Integrar uma família de grande projeção na música brasileira, com nomes como o avô Dorival Caymmi, a avó Stela Maris, a tia Nana Caymmi, o tio Dori Caymmi e o pai Danilo Caymmi, não representou um obstáculo para Alice em seu projeto. Ela afirmou que optou por não se deixar intimidar por essa herança, permitindo-se criar livremente.
A cantora revelou ter seguido à risca a máxima do rapper Tyler, The Creator: “crie como uma criança e edite como um cientista”, que enfatiza a importância da liberdade no processo criativo.
Ela explicou que essa mentalidade foi fundamental para o projeto.

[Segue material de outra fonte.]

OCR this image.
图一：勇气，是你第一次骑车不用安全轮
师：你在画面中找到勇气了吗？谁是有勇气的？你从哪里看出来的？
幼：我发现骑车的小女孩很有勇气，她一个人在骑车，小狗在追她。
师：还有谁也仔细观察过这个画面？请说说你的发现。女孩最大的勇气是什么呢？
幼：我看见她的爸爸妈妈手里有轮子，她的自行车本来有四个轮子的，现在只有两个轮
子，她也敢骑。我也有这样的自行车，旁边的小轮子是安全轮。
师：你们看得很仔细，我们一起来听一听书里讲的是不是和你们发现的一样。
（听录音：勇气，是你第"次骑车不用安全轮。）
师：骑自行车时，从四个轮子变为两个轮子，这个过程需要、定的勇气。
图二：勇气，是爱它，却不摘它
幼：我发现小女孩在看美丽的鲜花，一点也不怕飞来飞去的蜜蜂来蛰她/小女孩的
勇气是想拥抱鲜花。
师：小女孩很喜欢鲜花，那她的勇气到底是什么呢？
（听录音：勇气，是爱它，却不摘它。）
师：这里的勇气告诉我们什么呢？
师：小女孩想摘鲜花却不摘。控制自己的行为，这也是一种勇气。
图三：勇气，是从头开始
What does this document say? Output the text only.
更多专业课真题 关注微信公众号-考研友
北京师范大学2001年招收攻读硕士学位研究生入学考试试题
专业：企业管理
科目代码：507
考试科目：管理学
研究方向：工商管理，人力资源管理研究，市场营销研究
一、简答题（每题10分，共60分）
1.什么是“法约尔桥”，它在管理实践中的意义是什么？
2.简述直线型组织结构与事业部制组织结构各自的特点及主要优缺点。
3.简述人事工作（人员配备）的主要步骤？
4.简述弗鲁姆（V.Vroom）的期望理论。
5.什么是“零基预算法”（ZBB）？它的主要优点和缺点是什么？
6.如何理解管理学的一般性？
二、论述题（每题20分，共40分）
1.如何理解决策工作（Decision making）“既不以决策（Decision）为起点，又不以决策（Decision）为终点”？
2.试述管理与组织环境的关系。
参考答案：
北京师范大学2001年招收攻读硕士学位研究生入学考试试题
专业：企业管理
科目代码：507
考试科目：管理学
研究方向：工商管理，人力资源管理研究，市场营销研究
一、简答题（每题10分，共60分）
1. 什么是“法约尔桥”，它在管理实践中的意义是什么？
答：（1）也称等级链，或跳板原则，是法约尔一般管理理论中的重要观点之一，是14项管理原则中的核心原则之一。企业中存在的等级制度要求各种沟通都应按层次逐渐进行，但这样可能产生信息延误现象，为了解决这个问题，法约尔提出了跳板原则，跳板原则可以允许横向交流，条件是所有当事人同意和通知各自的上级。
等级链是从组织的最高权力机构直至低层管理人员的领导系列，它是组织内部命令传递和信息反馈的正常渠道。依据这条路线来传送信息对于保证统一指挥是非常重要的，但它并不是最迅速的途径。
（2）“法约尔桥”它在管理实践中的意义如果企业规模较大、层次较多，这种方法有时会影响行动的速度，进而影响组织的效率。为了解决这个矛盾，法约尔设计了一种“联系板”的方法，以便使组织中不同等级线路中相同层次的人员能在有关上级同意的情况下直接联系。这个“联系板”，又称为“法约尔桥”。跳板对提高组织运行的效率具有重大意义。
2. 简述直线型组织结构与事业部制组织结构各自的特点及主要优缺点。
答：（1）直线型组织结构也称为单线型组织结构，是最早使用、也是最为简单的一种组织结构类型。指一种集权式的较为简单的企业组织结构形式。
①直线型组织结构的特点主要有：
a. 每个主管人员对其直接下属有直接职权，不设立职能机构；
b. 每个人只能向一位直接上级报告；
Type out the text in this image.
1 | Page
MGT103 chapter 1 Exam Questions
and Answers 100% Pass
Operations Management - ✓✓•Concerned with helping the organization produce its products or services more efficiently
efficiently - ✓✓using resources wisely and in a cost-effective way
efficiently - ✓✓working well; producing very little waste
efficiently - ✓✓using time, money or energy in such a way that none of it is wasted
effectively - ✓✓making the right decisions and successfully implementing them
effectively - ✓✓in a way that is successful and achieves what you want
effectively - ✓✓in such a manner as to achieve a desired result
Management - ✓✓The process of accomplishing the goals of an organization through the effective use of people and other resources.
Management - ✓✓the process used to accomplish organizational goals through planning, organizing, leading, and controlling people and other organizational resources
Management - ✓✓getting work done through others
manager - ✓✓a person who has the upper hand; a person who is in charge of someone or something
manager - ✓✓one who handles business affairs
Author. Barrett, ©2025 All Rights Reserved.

“Eu quis criar como uma criança. Perdi todas as amarras. Eu chamei o Iuri por isso. Ele é muito corajoso. Uma coragem quase inconsequente”<
A conexão de Alice com seu avô é profunda, e ela sente sua presença de maneira constante, o que se manifestou também durante a produção do álbum. Ela citou como exemplo a escolha de Iuri Rio Branco para a produção, que foi confirmada por um jogo de búzios. O resultado, com 28 búzios abertos e apenas um fechado, surpreendeu até o pai de santo, que nunca havia presenciado uma configuração tão rara em circunstâncias semelhantes. Alice explicou que essa combinação é conhecida como Aláfia-Onan, uma expressão iorubá que simboliza a abertura de caminhos para a paz e a prosperidade.
A cantora relatou a reação divertida ao resultado do jogo, interpretando-o como uma confirmação do avô. Ela explicou que, em sua religião, os ancestrais são entidades presentes e que Dorival se comunica com ela por diversas formas, muitas vezes surpreendendo outras pessoas com essas manifestações.
Alice afirmou que Iuri já testemunhou eventos semelhantes e compreende a validade da confirmação. Ela acrescentou que, além da experiência prévia de sucesso profissional e da admiração mútua, a aprovação do avô foi “de um jeito louco” e incontestável.
Ela concluiu, sorrindo, que o avô permanece fiel à sua essência.
“Até do outro lado ele continua sendo um homem muito simples e de poucas exigências . A única coisa que ele quer é a música”<
As futuras apresentações de Alice Caymmi pelo país serão dedicadas integralmente ao novo álbum. A proposta é imergir no projeto, promovendo-o para que seja amplamente visto, ouvido e dançado, refletindo a natureza envolvente do disco.